Томительное ожидание ответов из редакций постепенно сменялось раздражением: что ж им там, литературоведам, двух месяцев мало, чтобы отозваться восхищением перед автором – автор же страдает и нервничает.


6.


На своём, покачивающемся на речной волне минном тральщике, иногда доводилось встречать замечательных людей. Из тех, кого районный военкомат подбирал для передачи пионерам любви к родине и готовности к подвигам. После официальной части предусматривалась неофициальная часть на специально выделенные деньги, в качестве стимула для ветеранов. Накрывался стол в кубрике для скромной пирушки.

Ветераны, сняв пиджаки, звенящие медалями, после первых ста грамм переставали вещать торжественными голосами радиодикторов про упоение в бою и про знамя над рейхстагом. Хрипя и матерясь, вдаряли кулаками в переборку кубрика или по столу с раскрытыми консервными банками, кричали наперебой, внушали какую-то истину друг другу или кому-то отсутствующему про марш-броски по полю, на котором из-под снега на мартовской раскисшей грязи трупы вперемежку, размолоченные прошедшими впереди танками. Всё в кучу – немцы и советские, мясо кости, зубы, каски, шинели… Про боевых командиров, что за возможность отличиться перед вышестоящим начальством бросали в атаку на верную смерть подчинённые им роты, батальоны, полки… Мерзость и подлость – любая война и те, сидящие на самом верху, для собственных капризных прихотей губят свои народы…

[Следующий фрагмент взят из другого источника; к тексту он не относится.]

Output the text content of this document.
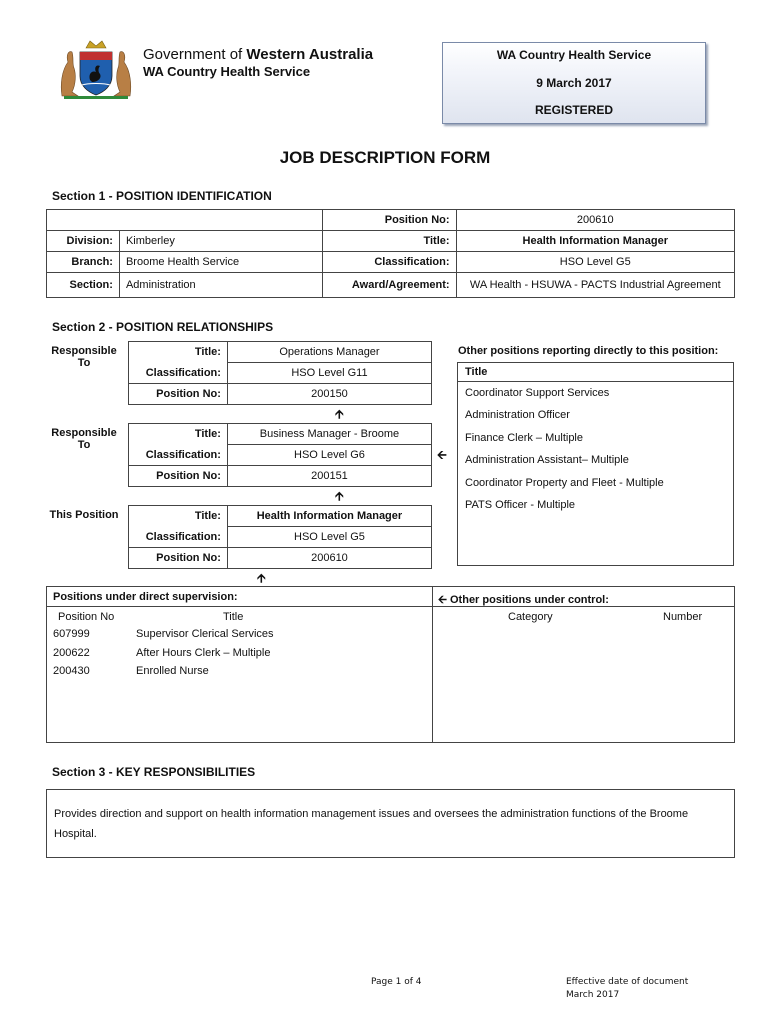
Government of Western Australia
WA Country Health Service
WA Country Health Service
9 March 2017
REGISTERED
JOB DESCRIPTION FORM
Section 1 - POSITION IDENTIFICATION
		Position No:	200610
Division:	Kimberley	Title:	Health Information Manager
Branch:	Broome Health Service	Classification:	HSO Level G5
Section:	Administration	Award/Agreement:	WA Health - HSUWA - PACTS Industrial Agreement
Section 2 - POSITION RELATIONSHIPS
Responsible To
Title:	Operations Manager
Classification:	HSO Level G11
Position No:	200150
🡩
Responsible To
Title:	Business Manager - Broome
Classification:	HSO Level G6
Position No:	200151
🡨
🡩
This Position	Title:	Health Information Manager
Classification:	HSO Level G5
Position No:	200610
🡩
Other positions reporting directly to this position:
Title
Coordinator Support Services
Administration Officer
Finance Clerk – Multiple
Administration Assistant– Multiple
Coordinator Property and Fleet - Multiple
PATS Officer - Multiple
Positions under direct supervision:	🡨 Other positions under control:
Position No	Title	Category	Number
607999	Supervisor Clerical Services
200622	After Hours Clerk – Multiple
200430	Enrolled Nurse
Section 3 - KEY RESPONSIBILITIES
Provides direction and support on health information management issues and oversees the administration functions of the Broome Hospital.
Page 1 of 4	Effective date of document
March 2017
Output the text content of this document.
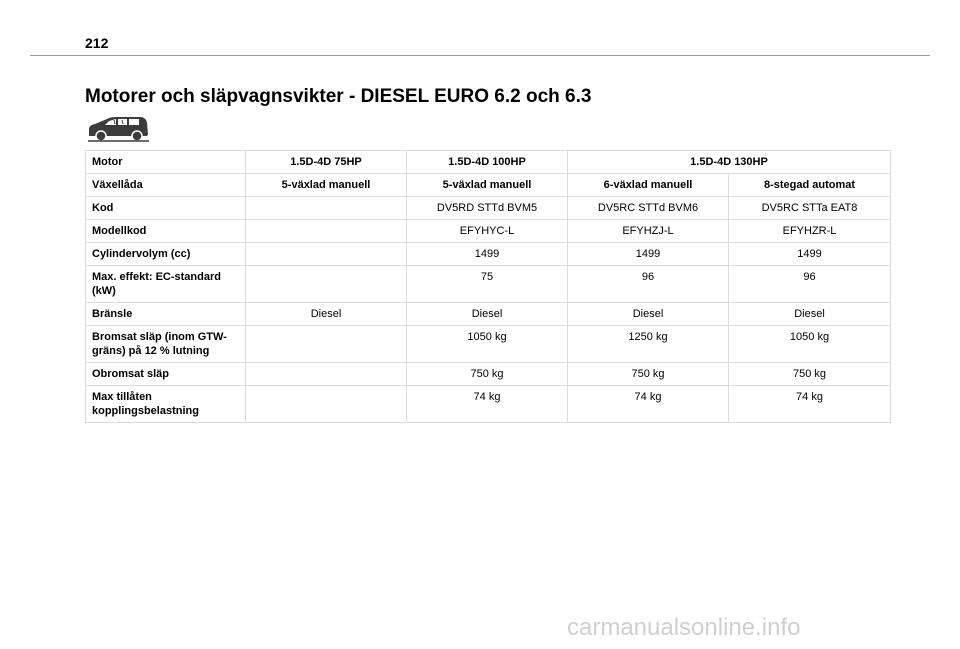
212
Motorer och släpvagnsvikter - DIESEL EURO 6.2 och 6.3
Motor	1.5D-4D 75HP	1.5D-4D 100HP	1.5D-4D 130HP	
Växellåda	5-växlad manuell	5-växlad manuell	6-växlad manuell	8-stegad automat
Kod		DV5RD STTd BVM5	DV5RC STTd BVM6	DV5RC STTa EAT8
Modellkod		EFYHYC-L	EFYHZJ-L	EFYHZR-L
Cylindervolym (cc)		1499	1499	1499
Max. effekt: EC-standard (kW)		75	96	96
Bränsle	Diesel	Diesel	Diesel	Diesel
Bromsat släp (inom GTW-gräns) på 12 % lutning		1050 kg	1250 kg	1050 kg
Obromsat släp		750 kg	750 kg	750 kg
Max tillåten kopplingsbelastning		74 kg	74 kg	74 kg
carmanualsonline.info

Иногда и из своего кармана добавлял к официальной банкетной сумме капитан-смотритель тральщика и сам бежал в ночной гастроном за умиротворяющей дозой для растрогавшихся ветаранов.


– В субботу вечером пойдём к одной моей знакомой на день рождения, – таинственно сообщила мама. – У неё дочка-студентка на выданье.

Семья московских мещан с патефоном на тумбочке, накрытой кружевной салфеткой. Папа – начальник цеха на каком-то заводе. Мама – какой-то специалист-товаровед на торговой базе. Дочка – с симпатичной мордашкой, в розовом полупрозрачном платьице: на первый взгляд то ли природную застенчивость скрывает нарочитой дерзостью, то ли глубинную капризность маскирует, изображая наивную девочку.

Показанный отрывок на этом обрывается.